Expo-sciences : un Almatois éblouit avec un bras robotique qui trie les déchets
Il y a quelques mois à peine, Olivier Privé n’avait jamais touché un circuit ni programmé un moteur. Aujourd’hui, son new invention fait parler dans les milieux scientifiques locaux : un bras robotique capable de trier les déchets avec l’aide de l’intelligence artificielle.
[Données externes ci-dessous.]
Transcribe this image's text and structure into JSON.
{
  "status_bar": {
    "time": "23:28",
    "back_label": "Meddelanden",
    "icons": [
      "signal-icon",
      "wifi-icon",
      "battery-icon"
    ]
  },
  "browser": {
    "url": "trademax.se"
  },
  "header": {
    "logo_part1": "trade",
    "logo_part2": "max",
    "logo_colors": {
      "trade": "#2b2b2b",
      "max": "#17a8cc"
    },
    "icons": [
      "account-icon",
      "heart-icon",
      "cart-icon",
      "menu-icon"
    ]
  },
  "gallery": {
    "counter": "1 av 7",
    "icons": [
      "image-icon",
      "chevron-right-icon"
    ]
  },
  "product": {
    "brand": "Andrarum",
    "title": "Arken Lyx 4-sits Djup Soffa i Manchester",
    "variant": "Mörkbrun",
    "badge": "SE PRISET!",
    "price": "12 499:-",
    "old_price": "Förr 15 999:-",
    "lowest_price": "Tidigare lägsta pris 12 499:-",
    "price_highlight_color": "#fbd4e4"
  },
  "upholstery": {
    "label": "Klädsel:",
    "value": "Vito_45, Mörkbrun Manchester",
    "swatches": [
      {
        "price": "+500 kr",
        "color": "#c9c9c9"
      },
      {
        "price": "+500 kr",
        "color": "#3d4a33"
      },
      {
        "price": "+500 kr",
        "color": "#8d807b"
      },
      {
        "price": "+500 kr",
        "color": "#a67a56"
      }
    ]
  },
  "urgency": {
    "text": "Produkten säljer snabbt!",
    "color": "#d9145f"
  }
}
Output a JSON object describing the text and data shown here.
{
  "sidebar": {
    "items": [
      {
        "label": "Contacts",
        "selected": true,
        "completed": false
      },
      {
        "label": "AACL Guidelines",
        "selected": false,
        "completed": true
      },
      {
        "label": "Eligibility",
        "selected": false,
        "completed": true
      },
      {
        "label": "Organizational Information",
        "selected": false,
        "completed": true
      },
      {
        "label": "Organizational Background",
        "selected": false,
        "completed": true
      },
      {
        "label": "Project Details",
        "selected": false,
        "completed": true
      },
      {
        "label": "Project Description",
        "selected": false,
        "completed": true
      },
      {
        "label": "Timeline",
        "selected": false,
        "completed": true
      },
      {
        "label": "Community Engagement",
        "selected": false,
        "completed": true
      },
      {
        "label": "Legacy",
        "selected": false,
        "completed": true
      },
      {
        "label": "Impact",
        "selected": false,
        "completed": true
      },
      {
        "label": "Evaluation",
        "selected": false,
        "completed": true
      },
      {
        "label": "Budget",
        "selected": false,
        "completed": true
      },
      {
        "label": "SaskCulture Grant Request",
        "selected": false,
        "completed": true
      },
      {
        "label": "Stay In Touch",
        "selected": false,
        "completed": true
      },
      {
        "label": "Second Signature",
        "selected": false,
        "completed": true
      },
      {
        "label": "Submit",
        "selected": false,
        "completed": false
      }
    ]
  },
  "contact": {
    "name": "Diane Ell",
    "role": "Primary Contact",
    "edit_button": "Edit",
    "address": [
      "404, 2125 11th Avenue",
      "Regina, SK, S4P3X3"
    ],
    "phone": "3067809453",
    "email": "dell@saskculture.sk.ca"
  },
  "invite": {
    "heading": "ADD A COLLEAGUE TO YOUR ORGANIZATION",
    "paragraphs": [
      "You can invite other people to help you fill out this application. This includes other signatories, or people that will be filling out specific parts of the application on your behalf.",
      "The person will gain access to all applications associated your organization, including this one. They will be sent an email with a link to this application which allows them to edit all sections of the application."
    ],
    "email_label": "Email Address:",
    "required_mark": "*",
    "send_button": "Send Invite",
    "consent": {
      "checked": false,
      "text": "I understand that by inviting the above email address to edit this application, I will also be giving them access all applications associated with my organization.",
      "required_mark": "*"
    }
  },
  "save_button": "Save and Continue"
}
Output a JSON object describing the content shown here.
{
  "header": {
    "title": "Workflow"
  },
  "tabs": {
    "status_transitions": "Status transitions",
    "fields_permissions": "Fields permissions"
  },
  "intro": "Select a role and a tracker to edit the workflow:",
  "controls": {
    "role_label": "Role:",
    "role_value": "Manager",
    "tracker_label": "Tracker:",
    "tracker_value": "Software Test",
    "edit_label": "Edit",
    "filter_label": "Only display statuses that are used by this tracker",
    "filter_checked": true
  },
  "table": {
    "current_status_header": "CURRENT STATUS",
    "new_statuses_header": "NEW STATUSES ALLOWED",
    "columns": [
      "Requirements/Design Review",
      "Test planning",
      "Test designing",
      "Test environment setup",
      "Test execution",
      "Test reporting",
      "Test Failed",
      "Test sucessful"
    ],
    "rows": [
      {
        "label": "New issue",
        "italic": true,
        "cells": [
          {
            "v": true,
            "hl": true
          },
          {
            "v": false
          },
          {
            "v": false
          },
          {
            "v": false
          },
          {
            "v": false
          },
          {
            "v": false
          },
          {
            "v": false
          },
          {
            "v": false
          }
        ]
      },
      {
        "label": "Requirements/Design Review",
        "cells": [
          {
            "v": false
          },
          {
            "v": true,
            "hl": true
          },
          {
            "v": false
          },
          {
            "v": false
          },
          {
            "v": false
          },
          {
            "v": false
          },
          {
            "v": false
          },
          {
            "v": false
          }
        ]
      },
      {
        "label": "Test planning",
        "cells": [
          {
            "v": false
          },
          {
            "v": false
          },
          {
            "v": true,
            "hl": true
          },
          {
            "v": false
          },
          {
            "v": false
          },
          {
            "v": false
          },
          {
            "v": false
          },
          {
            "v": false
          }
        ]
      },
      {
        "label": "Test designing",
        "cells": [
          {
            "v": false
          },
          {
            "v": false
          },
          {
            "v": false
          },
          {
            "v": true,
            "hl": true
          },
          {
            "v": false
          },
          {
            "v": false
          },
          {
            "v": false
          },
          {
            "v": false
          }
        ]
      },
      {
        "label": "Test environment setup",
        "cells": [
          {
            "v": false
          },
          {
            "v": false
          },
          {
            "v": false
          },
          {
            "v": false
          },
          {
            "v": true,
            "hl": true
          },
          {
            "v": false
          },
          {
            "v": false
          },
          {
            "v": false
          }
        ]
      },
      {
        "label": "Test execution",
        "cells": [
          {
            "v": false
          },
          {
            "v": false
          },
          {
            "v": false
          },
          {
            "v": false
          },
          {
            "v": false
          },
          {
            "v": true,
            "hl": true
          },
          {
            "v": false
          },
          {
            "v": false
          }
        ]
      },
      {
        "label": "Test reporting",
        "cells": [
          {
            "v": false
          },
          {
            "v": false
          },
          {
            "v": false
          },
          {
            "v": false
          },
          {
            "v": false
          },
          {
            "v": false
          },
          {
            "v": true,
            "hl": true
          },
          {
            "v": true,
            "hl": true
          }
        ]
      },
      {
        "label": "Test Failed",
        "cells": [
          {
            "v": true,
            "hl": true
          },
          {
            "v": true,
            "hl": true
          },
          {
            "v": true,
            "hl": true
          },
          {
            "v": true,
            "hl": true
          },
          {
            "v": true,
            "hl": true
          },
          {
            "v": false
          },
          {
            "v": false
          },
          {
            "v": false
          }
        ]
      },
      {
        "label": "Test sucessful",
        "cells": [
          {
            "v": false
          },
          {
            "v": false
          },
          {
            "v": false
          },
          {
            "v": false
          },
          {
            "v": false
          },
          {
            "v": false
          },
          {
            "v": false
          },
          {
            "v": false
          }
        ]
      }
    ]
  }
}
Ce lycéen inscrit au Programme d’Éducation Intermédiaire (PEI) a transformé son temps libre en laboratoire personnel, poussé par une simple curiosité — et un goût prononcé pour la science.
Son projet, conçu pour la compétition Expo-sciences, répond à une real problem : le tri industriel des déchets est coûteux, souvent inaccessible aux petites structures. « Ce qui existe, c’est des gros robots à des centaines de milliers de dollars », explique-t-il. Sa solution ? Un bras mécanique low cost , assemblé à partir d’un modèle en ligne, mais amélioré grâce à une intégration intelligente de caméras et d’algorithmes. Muni de huit moteurs, il identifie les objets hors recyclage et les déplace — une direct response à un enjeu environnemental pressant.
L’intelligence artificielle, ici, n’est pas qu’un mot à la mode. Elle analyse en temps réel ce qui passe dans l’espace de tri et makes decision sur la destination des objets. « Elle détermine ce qui ne va pas au recyclage, va le chercher, et le place dans le bon bac », précise Olivier. Ce n’est pas seulement une démonstration technique : c’est une preuve que des solutions accessibles peuvent émerger du student innovation , même sans budget colossal.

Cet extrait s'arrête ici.